XRP Holders Rate Themselves Ahead of the CLARITY Act
An X post by crypto commentator John Squire (@TheCryptoSquire) asked XRP holders to self-identify by their holdings ahead of the proposed U.S. “CLARITY Act.” The post outlined six XRP holder tiers: Big Whales (100,000+ XRP), Whales (50,000+), Sharks (10,000+), Dolphins (5,000+), Fish (1,000+), and Octopuses (500+).
At XRP’s reported price of about $1.36, the tier costs translate into rough dollar levels: ~$680 for an Octopus (500 XRP), ~$1,360 for Fish (1,000 XRP), ~$6,800 for Dolphins (5,000 XRP), ~$13,600 for Sharks (10,000 XRP), ~$68,000 for Whales (50,000 XRP), and ~$136,000 for Big Whales (100,000 XRP). The community response included comments from holders aiming to move up ranks.
The timing matters because the CLARITY Act is intended to create clearer U.S. legal definitions for digital assets, including the long-running question of whether tokens are treated as securities or commodities. XRP holders have heightened attention due to Ripple’s past SEC-related regulatory history. The article suggests clearer rules could improve institutional confidence and potentially support broader capital flows into XRP after the act passes.
With XRP near $1.36, the lower tiers remain reachable for retail participants, while higher tiers require substantially more capital—framing the post as both a community “check-in” and a sentiment signal for XRP traders.
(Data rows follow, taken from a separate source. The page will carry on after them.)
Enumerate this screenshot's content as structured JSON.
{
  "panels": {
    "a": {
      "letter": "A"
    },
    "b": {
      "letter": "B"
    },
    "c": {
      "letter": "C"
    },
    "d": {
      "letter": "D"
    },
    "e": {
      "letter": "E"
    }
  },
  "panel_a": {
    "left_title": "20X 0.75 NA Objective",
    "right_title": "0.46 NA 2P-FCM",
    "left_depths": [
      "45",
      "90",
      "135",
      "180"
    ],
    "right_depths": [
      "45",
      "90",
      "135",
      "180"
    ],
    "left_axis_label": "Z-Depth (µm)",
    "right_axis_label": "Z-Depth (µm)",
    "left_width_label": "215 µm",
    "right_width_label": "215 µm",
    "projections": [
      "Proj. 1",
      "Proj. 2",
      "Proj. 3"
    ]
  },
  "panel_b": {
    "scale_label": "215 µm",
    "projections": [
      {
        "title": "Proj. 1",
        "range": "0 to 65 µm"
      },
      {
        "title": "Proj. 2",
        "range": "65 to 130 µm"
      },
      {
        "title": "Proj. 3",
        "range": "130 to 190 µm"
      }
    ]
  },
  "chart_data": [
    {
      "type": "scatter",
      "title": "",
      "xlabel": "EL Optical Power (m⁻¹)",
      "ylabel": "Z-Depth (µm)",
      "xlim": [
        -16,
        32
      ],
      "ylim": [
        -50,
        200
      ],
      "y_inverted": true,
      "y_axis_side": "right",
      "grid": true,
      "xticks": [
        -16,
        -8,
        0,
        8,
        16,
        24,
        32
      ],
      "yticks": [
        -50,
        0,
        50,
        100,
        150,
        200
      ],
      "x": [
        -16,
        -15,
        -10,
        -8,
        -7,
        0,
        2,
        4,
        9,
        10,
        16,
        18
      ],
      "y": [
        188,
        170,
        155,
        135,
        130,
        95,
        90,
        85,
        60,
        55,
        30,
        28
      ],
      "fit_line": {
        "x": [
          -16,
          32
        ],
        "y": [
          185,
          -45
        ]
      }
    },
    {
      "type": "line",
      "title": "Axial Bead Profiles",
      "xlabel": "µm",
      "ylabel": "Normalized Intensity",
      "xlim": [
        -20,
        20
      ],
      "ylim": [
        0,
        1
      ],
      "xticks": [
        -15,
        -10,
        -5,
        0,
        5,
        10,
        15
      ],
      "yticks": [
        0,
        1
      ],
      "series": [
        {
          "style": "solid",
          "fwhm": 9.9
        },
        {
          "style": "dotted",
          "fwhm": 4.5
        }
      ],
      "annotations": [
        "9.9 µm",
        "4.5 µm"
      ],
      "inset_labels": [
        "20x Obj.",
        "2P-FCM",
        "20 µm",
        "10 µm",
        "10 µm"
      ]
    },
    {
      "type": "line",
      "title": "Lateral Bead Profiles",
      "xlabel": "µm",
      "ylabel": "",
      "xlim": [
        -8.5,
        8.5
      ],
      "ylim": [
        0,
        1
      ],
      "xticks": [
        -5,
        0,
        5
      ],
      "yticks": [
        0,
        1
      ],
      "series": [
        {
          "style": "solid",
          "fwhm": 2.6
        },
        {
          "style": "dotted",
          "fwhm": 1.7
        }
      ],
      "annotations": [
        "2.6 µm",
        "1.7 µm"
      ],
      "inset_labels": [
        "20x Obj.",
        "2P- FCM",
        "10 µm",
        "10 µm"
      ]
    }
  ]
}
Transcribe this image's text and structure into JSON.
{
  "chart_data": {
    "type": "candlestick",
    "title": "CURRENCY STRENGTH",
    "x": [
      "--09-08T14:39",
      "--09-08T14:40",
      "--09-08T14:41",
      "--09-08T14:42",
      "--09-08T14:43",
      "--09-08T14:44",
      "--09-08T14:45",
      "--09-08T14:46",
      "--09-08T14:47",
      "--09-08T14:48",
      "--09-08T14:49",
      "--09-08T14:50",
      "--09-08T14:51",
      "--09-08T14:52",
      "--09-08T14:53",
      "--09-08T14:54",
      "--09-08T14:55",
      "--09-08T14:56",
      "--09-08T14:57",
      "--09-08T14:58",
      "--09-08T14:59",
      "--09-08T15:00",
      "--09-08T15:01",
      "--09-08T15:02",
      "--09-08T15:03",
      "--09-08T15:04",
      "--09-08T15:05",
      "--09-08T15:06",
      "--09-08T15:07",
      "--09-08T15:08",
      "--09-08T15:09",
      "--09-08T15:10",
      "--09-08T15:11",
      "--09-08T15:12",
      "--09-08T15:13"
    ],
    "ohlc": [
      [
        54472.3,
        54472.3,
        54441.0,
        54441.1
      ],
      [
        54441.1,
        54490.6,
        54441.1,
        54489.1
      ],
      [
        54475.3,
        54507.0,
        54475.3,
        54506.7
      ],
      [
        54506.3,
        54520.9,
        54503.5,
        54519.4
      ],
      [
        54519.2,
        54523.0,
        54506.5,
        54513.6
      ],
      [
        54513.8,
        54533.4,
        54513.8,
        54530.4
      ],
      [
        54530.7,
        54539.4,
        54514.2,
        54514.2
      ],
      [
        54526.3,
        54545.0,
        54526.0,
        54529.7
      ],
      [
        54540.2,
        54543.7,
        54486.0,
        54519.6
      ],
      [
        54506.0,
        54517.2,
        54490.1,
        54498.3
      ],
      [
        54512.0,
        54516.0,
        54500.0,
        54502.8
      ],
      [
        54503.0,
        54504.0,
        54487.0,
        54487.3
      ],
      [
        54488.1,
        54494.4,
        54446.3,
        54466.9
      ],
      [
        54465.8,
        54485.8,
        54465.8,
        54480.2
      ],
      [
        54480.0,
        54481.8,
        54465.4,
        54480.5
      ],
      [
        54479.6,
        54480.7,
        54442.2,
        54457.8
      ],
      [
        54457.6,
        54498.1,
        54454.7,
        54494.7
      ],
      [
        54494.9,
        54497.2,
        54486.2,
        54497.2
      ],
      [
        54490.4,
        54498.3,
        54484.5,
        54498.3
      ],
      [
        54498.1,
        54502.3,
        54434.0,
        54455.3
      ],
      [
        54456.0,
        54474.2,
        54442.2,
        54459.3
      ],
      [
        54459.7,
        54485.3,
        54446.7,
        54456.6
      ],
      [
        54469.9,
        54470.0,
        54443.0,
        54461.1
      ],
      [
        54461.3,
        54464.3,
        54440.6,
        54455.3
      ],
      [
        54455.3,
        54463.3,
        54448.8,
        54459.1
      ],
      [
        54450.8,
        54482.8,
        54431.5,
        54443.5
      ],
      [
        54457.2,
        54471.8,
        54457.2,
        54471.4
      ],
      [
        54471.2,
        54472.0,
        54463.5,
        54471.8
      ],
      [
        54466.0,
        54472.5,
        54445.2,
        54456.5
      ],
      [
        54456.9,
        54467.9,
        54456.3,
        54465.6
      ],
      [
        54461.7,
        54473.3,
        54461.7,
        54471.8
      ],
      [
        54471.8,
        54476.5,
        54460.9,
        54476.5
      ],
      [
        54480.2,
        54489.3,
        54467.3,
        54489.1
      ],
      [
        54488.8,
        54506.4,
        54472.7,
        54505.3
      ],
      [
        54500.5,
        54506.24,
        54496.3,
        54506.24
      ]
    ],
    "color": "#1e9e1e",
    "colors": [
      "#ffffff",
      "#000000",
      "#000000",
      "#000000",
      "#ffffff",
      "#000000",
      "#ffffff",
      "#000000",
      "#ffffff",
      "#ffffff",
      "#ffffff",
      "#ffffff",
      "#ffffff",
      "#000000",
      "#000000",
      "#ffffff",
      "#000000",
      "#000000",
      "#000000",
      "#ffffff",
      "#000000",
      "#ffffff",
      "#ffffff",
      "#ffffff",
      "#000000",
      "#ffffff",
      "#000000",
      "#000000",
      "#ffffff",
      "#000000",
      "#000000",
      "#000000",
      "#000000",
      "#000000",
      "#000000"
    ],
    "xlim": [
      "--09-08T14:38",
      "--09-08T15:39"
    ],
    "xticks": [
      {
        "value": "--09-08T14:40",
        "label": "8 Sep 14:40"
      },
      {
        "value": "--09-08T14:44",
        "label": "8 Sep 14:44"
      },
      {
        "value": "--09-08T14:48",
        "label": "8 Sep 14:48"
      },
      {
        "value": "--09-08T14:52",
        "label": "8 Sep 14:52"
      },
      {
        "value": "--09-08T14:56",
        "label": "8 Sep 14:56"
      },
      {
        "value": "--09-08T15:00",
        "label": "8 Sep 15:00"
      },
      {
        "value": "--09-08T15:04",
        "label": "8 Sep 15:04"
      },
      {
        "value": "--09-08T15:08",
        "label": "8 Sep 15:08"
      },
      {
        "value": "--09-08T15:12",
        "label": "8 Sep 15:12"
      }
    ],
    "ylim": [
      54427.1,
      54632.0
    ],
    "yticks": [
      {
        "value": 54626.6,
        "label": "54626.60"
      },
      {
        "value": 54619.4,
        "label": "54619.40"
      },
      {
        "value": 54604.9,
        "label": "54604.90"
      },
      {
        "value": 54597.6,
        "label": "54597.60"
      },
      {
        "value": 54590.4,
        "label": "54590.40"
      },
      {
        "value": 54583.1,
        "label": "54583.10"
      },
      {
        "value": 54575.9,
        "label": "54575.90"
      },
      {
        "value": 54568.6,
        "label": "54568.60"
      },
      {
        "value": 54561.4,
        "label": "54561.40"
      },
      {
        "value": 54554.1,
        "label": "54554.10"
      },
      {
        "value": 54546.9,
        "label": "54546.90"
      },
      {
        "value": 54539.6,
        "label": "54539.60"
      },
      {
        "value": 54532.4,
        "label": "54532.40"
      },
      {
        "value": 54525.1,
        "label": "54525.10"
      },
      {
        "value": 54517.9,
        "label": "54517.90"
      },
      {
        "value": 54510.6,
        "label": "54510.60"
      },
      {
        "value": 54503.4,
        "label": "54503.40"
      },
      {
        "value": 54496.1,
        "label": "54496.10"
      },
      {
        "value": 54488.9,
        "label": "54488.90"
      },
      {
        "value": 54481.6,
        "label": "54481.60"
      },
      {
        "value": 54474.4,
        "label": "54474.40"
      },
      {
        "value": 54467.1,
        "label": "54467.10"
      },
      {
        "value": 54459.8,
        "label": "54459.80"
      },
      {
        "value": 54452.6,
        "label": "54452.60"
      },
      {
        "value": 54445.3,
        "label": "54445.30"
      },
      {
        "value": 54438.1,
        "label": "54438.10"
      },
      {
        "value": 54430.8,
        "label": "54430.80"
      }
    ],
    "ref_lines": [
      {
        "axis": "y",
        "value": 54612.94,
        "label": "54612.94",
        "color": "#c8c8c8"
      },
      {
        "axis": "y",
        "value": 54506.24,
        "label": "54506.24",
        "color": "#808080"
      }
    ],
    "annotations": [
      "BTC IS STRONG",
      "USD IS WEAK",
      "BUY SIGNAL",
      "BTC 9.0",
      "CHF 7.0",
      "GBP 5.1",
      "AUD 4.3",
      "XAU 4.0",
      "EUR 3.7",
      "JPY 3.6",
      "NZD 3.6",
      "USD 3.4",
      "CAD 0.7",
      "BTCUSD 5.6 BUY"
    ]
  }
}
XRP remains central to the discussion as holders position themselves around potential regulatory outcomes.
Bullish
The news is not a direct protocol or liquidity event, but it targets a major catalyst: clearer U.S. classification for digital assets via the CLARITY Act. Historically, when U.S. regulatory direction becomes clearer (for example, major court rulings or clearer agency guidance), crypto markets often reprice on expectations—especially for assets tied to prominent SEC cases. Here, XRP traders may interpret the proposed law as reducing legal uncertainty around “security vs commodity,” potentially supporting institutional confidence and improving risk appetite.
Short term: sentiment could lift as traders anticipate volatility around legislative timelines, with social-account “holder tiering” acting as a confidence/positioning narrative. Higher tiers may attract incremental speculative buying, but price action will likely remain sensitive to overall market risk-on/off.
Long term: if the act passes and implementation is favorable, reduced regulatory ambiguity can support sustained capital inflows, wider exchange and custodian adoption, and more durable demand for XRP. Conversely, any delays or adverse interpretations could dampen the bullish impulse. Overall, the setup leans bullish due to the catalyst angle, but the strength depends on legislative progress rather than immediate fundamentals.